What is with the approache of the backup and restore scenario which is anyway the recommended way to upgrade a ISE deployment?

I mean it shout be possible to replace the ISE in a Fabric because of a hardware vm failture or whatever.

Thanks

Matthias

Hi @Matthias 

It's been a while since you asked this question - did you receive any answers?

I am in the situation now where I have an ISE 2.4 integrated with DNAC 1.3 and I need to switch over to another ISE server (ISE 2.7).

It was a painful exercise to get these two things talking to each other.  How did you proceed in the end?

regards

Arne

Hi @Matthias 

I had some success last night.

I created a place-holder AAA server in DNAC and assigned all existing config to point to that. That allowed me to delete the existing ISE entry in DNAC.

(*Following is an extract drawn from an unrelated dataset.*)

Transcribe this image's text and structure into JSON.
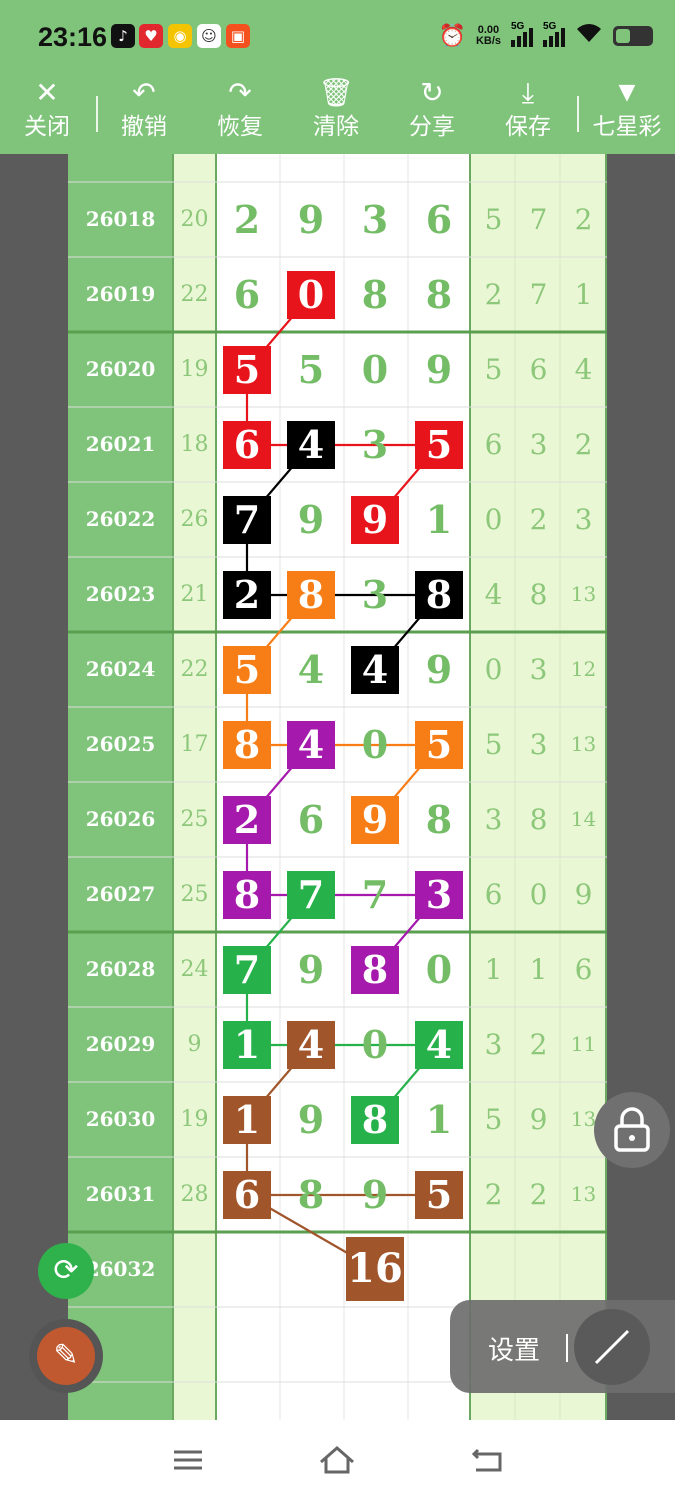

After some faffing around in my ISE 2.7 server which was a clean ISE 2.7 install, and then I restored my ISE 2.4 backup onto it, to simulate the scenario where I had to migrate/rebuild my ISE node.  Because my config restore dumped a bunch of legacy config and certs, I had to do some work (enabling ERS, rebuilding the internal CA, issuing myself a pxGrid cert signed by the ISE CA) I was able to get pxGrid working.  I then integrated DNAC with ISE - that was relatively smooth.

I did notice that many of my devices are shown as "not provisioned" in DNAC, or Credentials are not ok. But that is my next mission - to figure out how to re-provision all my existing Cat9K, 9800 controllers etc now that new ISE is integrated. 

Hi Arne,

that sounds like you may figure out a good way to migrate the ISE in a DNAC.

Espacially the you first point (place-holder AAA) is very interessting. I tried this as well and it didnt work, I may have to try it again in my lab.

Which DNAC version do you running?

Can you check the db on maglev, because it would be interessting what settings are stored there?

Regards

Matthias

Just a quick response on that topic.

In the meentime I replaces a ISE 2.3 in a productive SD-Access Network by installing a new ISE 2.4 and restore the backup from 2.3.

Switching to new ISE was no problem at all. Just disabled the old ISE VM Network and enabled the new one. No issues with DNAC intigration.

How did you switch to the new ISE exactly? When you restores to the new ISE, did you do it with ADE-OS configuration? Thanks in advance. 

Th short version is:

1. Backup current ISE

2. Install a new VM in Version 2.4 / .6 + patch

3. Restore Backup with ADE-OS

4. Change IP or setup a second interface to check config

5. Shut old ISE VM network interface

6. Enable new ISE VM network interface with the same IP like the old one.

7. Check all your services

8. Join a clean secondary node and sync it

Thank you! This is very helpful. 

Hi!

Interesting. Are you saying that if you changed the network settings (endpoints) from ISE to AAA, saved the config you where able to remove the whole ISE integration in the DNA settings / Authentication servers section?